In retreat from all this placidity my son and I headed out to a catfish camp to look for fossils. The river's winter trash was caught high in the sycamores, and with the Wabash still out of its banks, it turned out to be a bad time for rockhounding. But this is what Wabash life really looks like. Ramshackle cottages on stilts tumble down the bank, mixing with tidy house trailers. Clamming and musselling used to be big industries on the river, but now it's given over to recreation. There's an all-terrain vehicle racetrack, a little bait shop, and a campground. There's no display of the deep past here at all, but on the other hand, river-rafting is an ancient way of life.
John Humphrey Noyes wrote, "although this great Community and all the little ones that followed it failed and disappeared in a few years, the movement did not cease." "The embers of it are in the heart of the nation today." "Owen and his followers -- especially his son Robert Dale Owen and Frances Wright -- continued to educate the country with newspapers, public lectures, and 'Fanny Wright' societies till their ideas actually got foothold and influence in the great Democratic Party."
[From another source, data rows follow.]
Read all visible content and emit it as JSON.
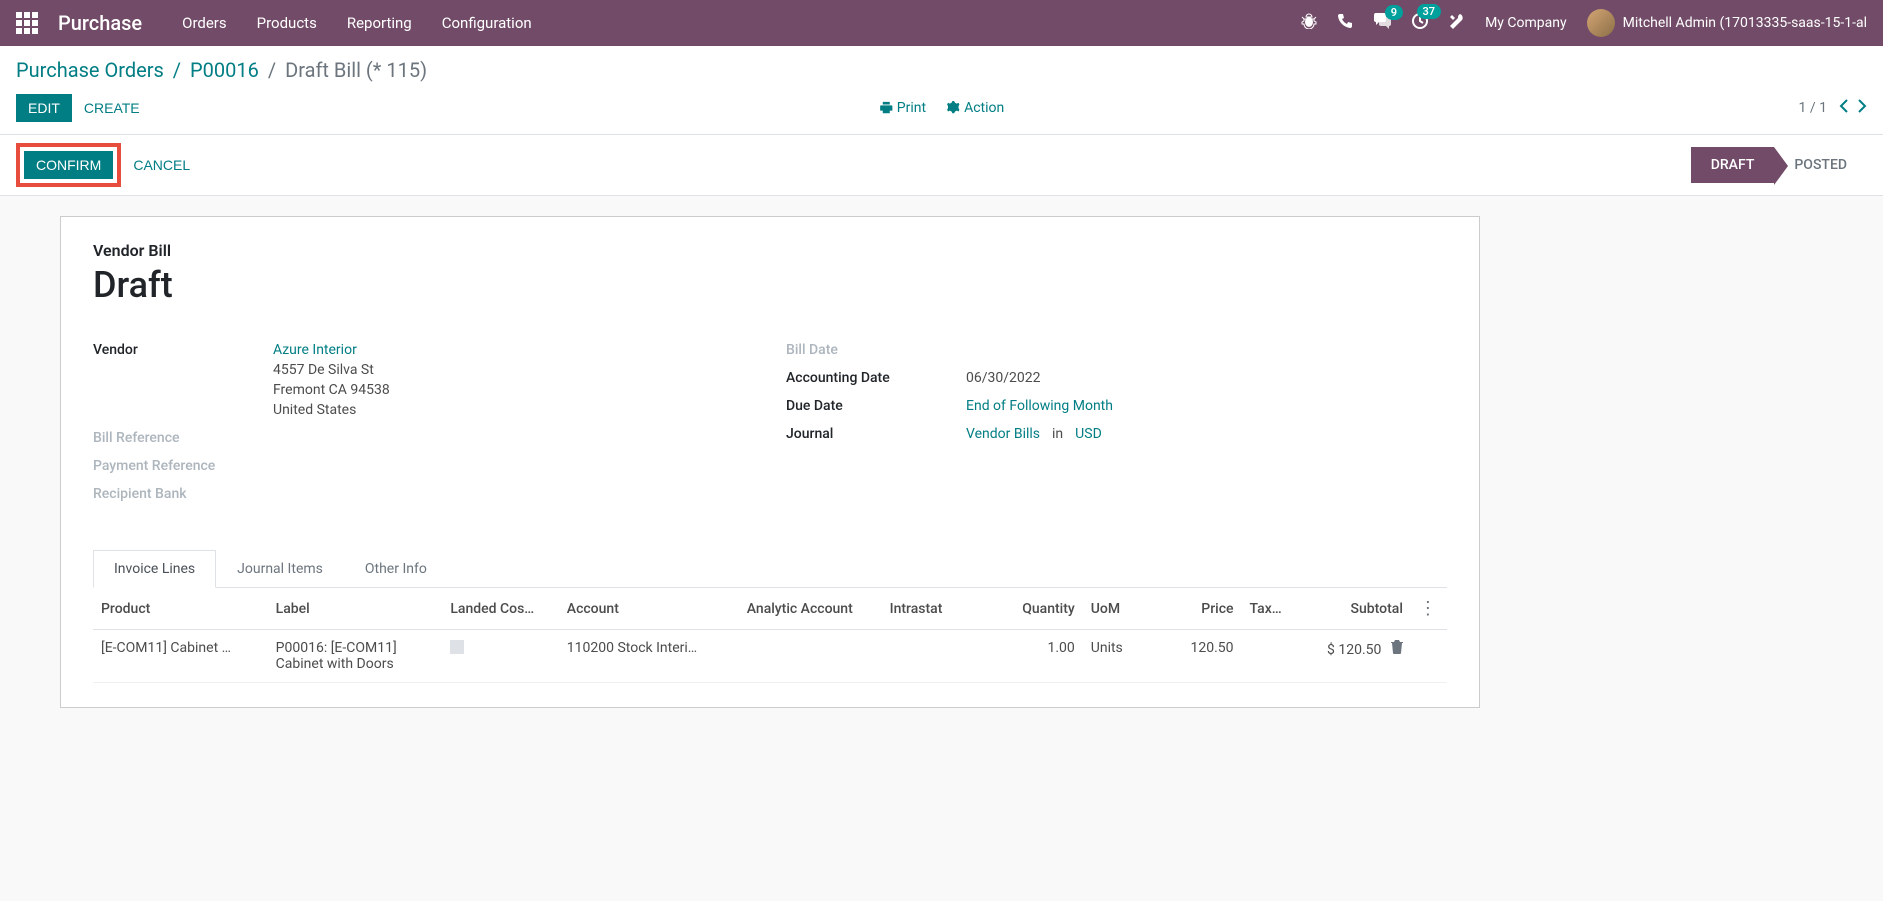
{
  "navbar": {
    "brand": "Purchase",
    "menu": [
      "Orders",
      "Products",
      "Reporting",
      "Configuration"
    ],
    "chat_badge": "9",
    "activity_badge": "37",
    "company": "My Company",
    "user": "Mitchell Admin (17013335-saas-15-1-al"
  },
  "breadcrumb": {
    "parent1": "Purchase Orders",
    "parent2": "P00016",
    "current": "Draft Bill (* 115)"
  },
  "toolbar": {
    "edit": "EDIT",
    "create": "CREATE",
    "print": "Print",
    "action": "Action",
    "pager": "1 / 1"
  },
  "statusbar": {
    "confirm": "CONFIRM",
    "cancel": "CANCEL",
    "draft": "DRAFT",
    "posted": "POSTED"
  },
  "form": {
    "subtitle": "Vendor Bill",
    "title": "Draft",
    "left": {
      "vendor_label": "Vendor",
      "vendor_name": "Azure Interior",
      "vendor_addr1": "4557 De Silva St",
      "vendor_addr2": "Fremont CA 94538",
      "vendor_addr3": "United States",
      "bill_ref_label": "Bill Reference",
      "payment_ref_label": "Payment Reference",
      "recipient_bank_label": "Recipient Bank"
    },
    "right": {
      "bill_date_label": "Bill Date",
      "accounting_date_label": "Accounting Date",
      "accounting_date": "06/30/2022",
      "due_date_label": "Due Date",
      "due_date": "End of Following Month",
      "journal_label": "Journal",
      "journal": "Vendor Bills",
      "journal_in": "in",
      "journal_currency": "USD"
    }
  },
  "tabs": {
    "invoice_lines": "Invoice Lines",
    "journal_items": "Journal Items",
    "other_info": "Other Info"
  },
  "table": {
    "headers": {
      "product": "Product",
      "label": "Label",
      "landed": "Landed Cos…",
      "account": "Account",
      "analytic": "Analytic Account",
      "intrastat": "Intrastat",
      "quantity": "Quantity",
      "uom": "UoM",
      "price": "Price",
      "tax": "Tax…",
      "subtotal": "Subtotal"
    },
    "row": {
      "product": "[E-COM11] Cabinet …",
      "label": "P00016: [E-COM11] Cabinet with Doors",
      "account": "110200 Stock Interi…",
      "quantity": "1.00",
      "uom": "Units",
      "price": "120.50",
      "subtotal": "$ 120.50"
    }
  }
}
The 1870s were a radical time, so we can forgive Noyes for exaggerating a little. It's hard to imagine Fanny Wright's ideas about the equality of women and blacks, education, sexual freedom and birth control holding sway in the Democratic Party today. In all, the 1820s look a lot wilder than most of the 20th century.
After two days in New Harmony, our family harmony restored, we headed back north in a driving rain, powering straight up the Indiana-Illinois line to Danville. We made a quick stop in sad Terre Haute to see the Eugene Debs house, now a museum belonging to the Southern Indiana University. After falling into desuetude at the hands of a fraternity, it has been restored to the way it looked when Debs and his wife lived there, a middle-class mausoleum of deep upholstery and heavily curtained windows. My husband and kids loved it -- Dan waxed enthusiastic about Debs's long career as a fighter for justice, and his presidential campaign from a prison cell. But I was depressed by the unending plaques memorializing leaders of the labor movement. Except for an autographed and dedicated copy of Emma Goldman's "Living My Life," there are very few echoes of the Fanny Wright tradition here. But there are exciting artifacts from Debs's early career: the first sign he painted on his first job, pictures of him with railroad work crews, and his desk from the prison, a heavy old table donated by the warden. On the way out, I picked up a copy of the Debs Foundation Newsletter. Its headline read "A Faded Image, But Untarnished Reputation." True enough. Eugene Debs was just the socialist John Humphrey Noyes had in mind, minus the communal living and free love. No disrespect intended.
From Terre Haute it's colder and flatter all the way back to central Illinois, where the laurel and the redbud had another six weeks to go.